Another scientific question surrounding RISC was also resolved by the current study. Some investigators had theorized that the activity of RISC required ATP for energy. ATP, or adenosine triphosphate, is a molecule used to store and release energy for tasks throughout the body.

"The work of RISC is being accomplished with no energy requirement whatsoever," Shiekhattar says. "All of the activity - the separation of the strands, the multiple cutting steps, everything - is being done in the absence of any energy use."

Instead, he says, the different molecules involved have stronger and weaker affinities for each other that govern their stepwise associations and disassociations as the process unfolds.
-end-
The lead author on the Cell study is Richard I. Gregory. The co-authors are Thimmaiah P. Chendrimada and Neil Cooch.

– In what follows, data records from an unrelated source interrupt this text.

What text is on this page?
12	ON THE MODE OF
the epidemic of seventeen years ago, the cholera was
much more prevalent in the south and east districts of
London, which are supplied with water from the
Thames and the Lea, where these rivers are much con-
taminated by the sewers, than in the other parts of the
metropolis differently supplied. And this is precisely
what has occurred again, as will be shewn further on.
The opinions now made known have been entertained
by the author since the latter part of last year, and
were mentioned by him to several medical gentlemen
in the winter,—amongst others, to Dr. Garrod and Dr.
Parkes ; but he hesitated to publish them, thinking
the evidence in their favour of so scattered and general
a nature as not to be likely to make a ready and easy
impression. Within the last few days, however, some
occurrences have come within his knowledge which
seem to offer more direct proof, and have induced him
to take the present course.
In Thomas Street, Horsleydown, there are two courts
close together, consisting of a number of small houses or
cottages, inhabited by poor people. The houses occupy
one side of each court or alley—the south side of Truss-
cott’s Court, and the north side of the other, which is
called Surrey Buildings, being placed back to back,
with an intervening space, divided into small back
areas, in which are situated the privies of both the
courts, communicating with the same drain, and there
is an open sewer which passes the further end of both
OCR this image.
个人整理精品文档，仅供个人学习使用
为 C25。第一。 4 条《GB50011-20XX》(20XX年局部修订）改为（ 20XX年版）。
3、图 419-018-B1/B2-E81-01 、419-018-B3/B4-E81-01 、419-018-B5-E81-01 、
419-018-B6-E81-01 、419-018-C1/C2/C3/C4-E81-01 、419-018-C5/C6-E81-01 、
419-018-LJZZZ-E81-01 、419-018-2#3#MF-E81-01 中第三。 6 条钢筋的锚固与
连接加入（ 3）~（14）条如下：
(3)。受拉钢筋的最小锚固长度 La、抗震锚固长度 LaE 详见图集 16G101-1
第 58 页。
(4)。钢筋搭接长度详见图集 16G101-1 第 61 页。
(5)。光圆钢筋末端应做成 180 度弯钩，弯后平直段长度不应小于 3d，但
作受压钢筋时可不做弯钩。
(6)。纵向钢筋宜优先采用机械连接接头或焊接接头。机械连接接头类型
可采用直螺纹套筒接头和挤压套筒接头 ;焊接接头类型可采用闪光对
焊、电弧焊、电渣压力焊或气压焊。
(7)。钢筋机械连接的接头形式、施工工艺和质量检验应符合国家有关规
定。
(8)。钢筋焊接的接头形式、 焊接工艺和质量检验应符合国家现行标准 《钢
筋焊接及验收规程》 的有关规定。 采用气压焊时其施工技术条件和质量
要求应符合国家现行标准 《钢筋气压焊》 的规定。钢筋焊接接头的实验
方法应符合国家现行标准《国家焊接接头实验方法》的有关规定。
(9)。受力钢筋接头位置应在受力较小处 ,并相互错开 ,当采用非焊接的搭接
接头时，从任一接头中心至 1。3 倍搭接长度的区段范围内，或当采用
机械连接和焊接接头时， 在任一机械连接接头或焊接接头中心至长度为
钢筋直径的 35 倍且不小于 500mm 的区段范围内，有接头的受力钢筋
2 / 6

Corresponding author Shiekhattar is a professor in two programs at Wistar, the gene expression and regulation program and molecular and cellular oncogenesis program. Support for the research was provided by the National Institutes of Health and the Jane Coffin Childs Memorial Fund for Medical Research.

The Wistar Institute is an independent nonprofit biomedical research institution dedicated to discovering the causes and cures for major diseases, including cancer, cardiovascular disease, autoimmune disorders, and infectious diseases. Founded in 1892 as the first institution of its kind in the nation, The Wistar Institute today is a National Cancer Institute-designated Cancer Center focused on basic and translational research. Discoveries at Wistar have led to the development of vaccines for such diseases as rabies and rubella, the identification of genes associated with breast, lung, and prostate cancer, and the development of monoclonal antibodies and other significant research technologies and tools.